京都 宮川町「安久」。
閑静なこの街で、いかにも誠実そうな33歳の料理人が営む、6席だけの割烹。
かぶら蒸し、赤貝と分葱のてっぱい、焼き穴子の巻寿司、平目の子と蕗の炊きわせ、こしびの中とろ、海苔、ワサビ、おろし添えと、小気味のいい皿が続く。
葛でたたいた伊勢海老は、極少量の塩と薄口を入れた湯でさっとゆがいてある。
火の通しが精妙で、海老は甘い香りを放ちながら、エレガントな肉質が歯の間で弾け、優しい甘みを漂わす。

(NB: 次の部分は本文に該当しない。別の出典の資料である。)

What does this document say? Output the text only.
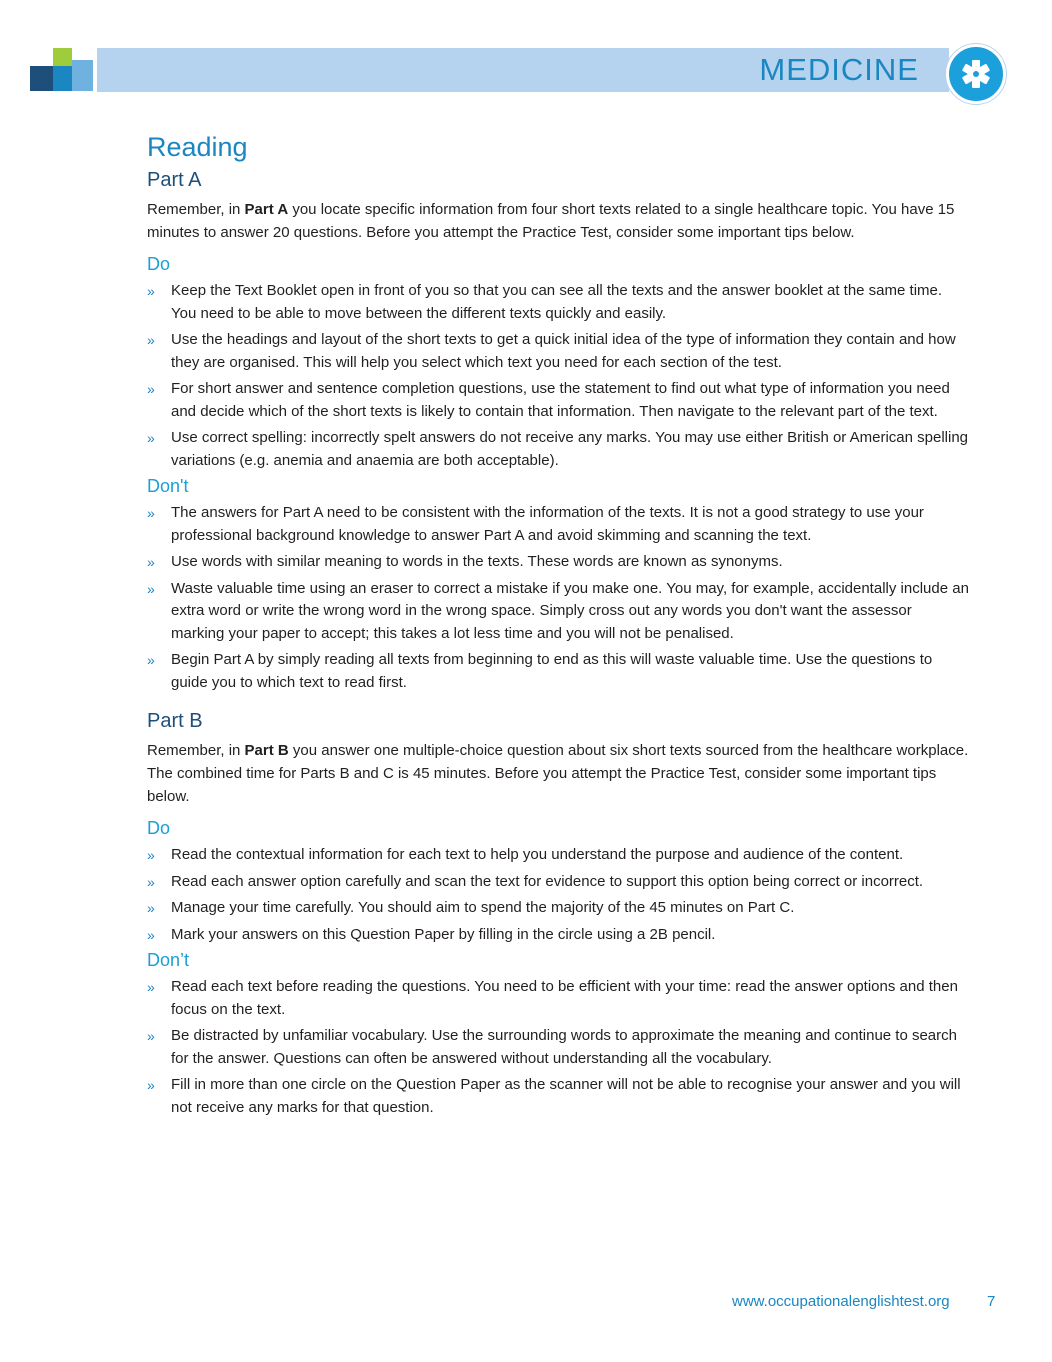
MEDICINE
Reading
Part A

Remember, in Part A you locate specific information from four short texts related to a single healthcare topic. You have 15 minutes to answer 20 questions. Before you attempt the Practice Test, consider some important tips below.

Do
» Keep the Text Booklet open in front of you so that you can see all the texts and the answer booklet at the same time. You need to be able to move between the different texts quickly and easily.
» Use the headings and layout of the short texts to get a quick initial idea of the type of information they contain and how they are organised. This will help you select which text you need for each section of the test.
» For short answer and sentence completion questions, use the statement to find out what type of information you need and decide which of the short texts is likely to contain that information. Then navigate to the relevant part of the text.
» Use correct spelling: incorrectly spelt answers do not receive any marks. You may use either British or American spelling variations (e.g. anemia and anaemia are both acceptable).
Don't
» The answers for Part A need to be consistent with the information of the texts. It is not a good strategy to use your professional background knowledge to answer Part A and avoid skimming and scanning the text.
» Use words with similar meaning to words in the texts. These words are known as synonyms.
» Waste valuable time using an eraser to correct a mistake if you make one. You may, for example, accidentally include an extra word or write the wrong word in the wrong space. Simply cross out any words you don't want the assessor marking your paper to accept; this takes a lot less time and you will not be penalised.
» Begin Part A by simply reading all texts from beginning to end as this will waste valuable time. Use the questions to guide you to which text to read first.
Part B

Remember, in Part B you answer one multiple-choice question about six short texts sourced from the healthcare workplace. The combined time for Parts B and C is 45 minutes. Before you attempt the Practice Test, consider some important tips below.

Do
» Read the contextual information for each text to help you understand the purpose and audience of the content.
» Read each answer option carefully and scan the text for evidence to support this option being correct or incorrect.
» Manage your time carefully. You should aim to spend the majority of the 45 minutes on Part C.
» Mark your answers on this Question Paper by filling in the circle using a 2B pencil.
Don’t
» Read each text before reading the questions. You need to be efficient with your time: read the answer options and then focus on the text.
» Be distracted by unfamiliar vocabulary. Use the surrounding words to approximate the meaning and continue to search for the answer. Questions can often be answered without understanding all the vocabulary.
» Fill in more than one circle on the Question Paper as the scanner will not be able to recognise your answer and you will not receive any marks for that question.
www.occupationalenglishtest.org 7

葛にほんのり染みた、塩味と旨味がそっと海老を支えている。
さりげなくありながら、伊勢海老への敬意と客への思いやりが行き届いていて、しみじみとうまい。
これが料理だ。
その後、丸吸の深々とした滋味、きめ細やかな餅で挟んだカラスミと続き、酒粕漬けののどぐろを焼いて、味付けた出汁地に浸し、実山椒を散らした魚料理にもしびれた。
最後は、牡蠣茶漬け。
甘辛く炊いた牡蠣の茶漬けだ。充足のため息漏れる、実長な味わい。
まいったぞ。
看板も暖簾もなき割烹で、我々だけが独占した、攻めや引きの、絶妙な間合いに翻弄される料理。
東京ではありえない時間に、とっぷりと酔った。